Rabbi Schacter of the U.S. Third Army delivers a religious service after the liberation of Buchenwald in this image which is on display at Yadvashem and the Buchenwald museum. Stephen Jacobs and his brother George both appear in the image.
At 79 years old he is among the youngest of the living Holocaust survivors and was born six years after Adolf Hitler came to power in Germany. But Jacobs can remember life in the Nazi concentration camp at Buchenwald; what the Nazis did to him, his family, his friends.
He worries about what's happening right now in America, where he has lived and prospered since arriving a couple of years after Buchenwald's liberation on April 11, 1945.

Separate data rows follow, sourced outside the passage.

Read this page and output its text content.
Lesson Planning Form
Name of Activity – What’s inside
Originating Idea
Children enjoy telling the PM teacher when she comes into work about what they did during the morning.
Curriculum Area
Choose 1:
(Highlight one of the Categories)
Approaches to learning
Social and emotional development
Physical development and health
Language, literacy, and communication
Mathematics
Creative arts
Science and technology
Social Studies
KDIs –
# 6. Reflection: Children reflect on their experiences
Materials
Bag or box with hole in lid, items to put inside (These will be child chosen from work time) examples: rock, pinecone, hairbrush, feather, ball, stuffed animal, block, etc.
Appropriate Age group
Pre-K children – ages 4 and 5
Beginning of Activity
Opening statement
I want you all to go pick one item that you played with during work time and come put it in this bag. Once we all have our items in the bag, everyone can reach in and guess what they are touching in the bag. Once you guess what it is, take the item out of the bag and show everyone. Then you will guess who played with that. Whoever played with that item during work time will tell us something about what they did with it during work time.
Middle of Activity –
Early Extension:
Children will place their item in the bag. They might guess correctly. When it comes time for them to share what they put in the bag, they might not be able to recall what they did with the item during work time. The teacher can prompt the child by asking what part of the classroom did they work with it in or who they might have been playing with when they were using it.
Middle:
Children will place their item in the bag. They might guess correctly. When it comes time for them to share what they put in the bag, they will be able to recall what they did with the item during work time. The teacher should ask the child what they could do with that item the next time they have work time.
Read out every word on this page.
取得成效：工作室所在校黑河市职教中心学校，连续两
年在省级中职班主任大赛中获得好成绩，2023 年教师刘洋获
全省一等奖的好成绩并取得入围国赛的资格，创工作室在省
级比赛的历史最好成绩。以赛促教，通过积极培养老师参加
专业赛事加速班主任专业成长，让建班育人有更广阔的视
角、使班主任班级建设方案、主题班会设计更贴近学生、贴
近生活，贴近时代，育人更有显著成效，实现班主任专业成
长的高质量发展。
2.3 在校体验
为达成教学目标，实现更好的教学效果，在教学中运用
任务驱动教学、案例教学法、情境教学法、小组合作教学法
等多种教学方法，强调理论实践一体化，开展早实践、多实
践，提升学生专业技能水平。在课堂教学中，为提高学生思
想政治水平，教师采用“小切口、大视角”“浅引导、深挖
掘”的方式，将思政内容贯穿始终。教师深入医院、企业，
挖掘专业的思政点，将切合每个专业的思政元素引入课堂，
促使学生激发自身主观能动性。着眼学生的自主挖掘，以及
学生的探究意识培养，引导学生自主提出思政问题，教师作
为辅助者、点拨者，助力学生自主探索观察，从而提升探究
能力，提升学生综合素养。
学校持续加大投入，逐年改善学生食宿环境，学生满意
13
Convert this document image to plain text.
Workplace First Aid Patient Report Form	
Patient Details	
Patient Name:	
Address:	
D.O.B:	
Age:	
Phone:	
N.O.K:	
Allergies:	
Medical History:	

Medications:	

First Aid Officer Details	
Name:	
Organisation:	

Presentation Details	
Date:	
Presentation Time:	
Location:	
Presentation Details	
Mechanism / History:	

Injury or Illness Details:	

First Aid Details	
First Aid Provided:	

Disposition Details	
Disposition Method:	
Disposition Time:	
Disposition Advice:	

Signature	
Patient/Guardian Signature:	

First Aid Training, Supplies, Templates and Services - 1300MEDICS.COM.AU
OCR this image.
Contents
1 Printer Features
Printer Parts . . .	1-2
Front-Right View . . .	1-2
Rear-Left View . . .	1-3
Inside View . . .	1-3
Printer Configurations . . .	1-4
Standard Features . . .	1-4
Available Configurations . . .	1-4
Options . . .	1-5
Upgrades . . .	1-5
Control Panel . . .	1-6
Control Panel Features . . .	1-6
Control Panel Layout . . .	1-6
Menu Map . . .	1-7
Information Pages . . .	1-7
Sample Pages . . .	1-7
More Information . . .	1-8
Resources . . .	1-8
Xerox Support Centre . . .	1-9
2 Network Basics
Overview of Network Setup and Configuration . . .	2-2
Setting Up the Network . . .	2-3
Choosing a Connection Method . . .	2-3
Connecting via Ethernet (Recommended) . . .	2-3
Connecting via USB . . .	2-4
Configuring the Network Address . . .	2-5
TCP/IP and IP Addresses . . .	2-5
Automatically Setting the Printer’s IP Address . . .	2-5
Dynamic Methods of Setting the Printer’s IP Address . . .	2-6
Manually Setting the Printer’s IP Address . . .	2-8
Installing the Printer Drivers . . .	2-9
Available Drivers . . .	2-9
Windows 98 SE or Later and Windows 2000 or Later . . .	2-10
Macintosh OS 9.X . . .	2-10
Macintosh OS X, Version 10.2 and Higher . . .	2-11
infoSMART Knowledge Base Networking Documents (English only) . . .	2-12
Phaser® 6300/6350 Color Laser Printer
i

The American far-right appears emboldened since the election of President Donald Trump, who led an inflammatory, nationalist campaign. Since then, clashes like the one in Charlottesville are becoming almost commonplace.
Comment: Got any statistics for that? The alt-right is certainly gaining in prominence compared to 20 years ago, but are such clashes really "almost commonplace"? We've noticed more leftist agitation targeting normal conservatives who are simply accused of being alt-right. Conservatives per se are not Nazis. And Antifa seems to have a much bigger street presence.
"Things just go from bad to worse every day," Jacobs, a successful New York architect who designed the Holocaust memorial at Buchenwald, tells Newsweek. "There's a real problem growing."
So much so that Jacobs thinks there's a "direct parallel" with Germany between the two world wars.















Comment: America does seem to be at a crossroads. Political polarization is at an intense level: far-right AND far-left. Right now the far-left actually has the infrastructure in place to make their ascension to power more likely than the far-right. Whatever the future may be, Trump can't be blamed for the current culture war - it has been going on for years and steadily getting worse.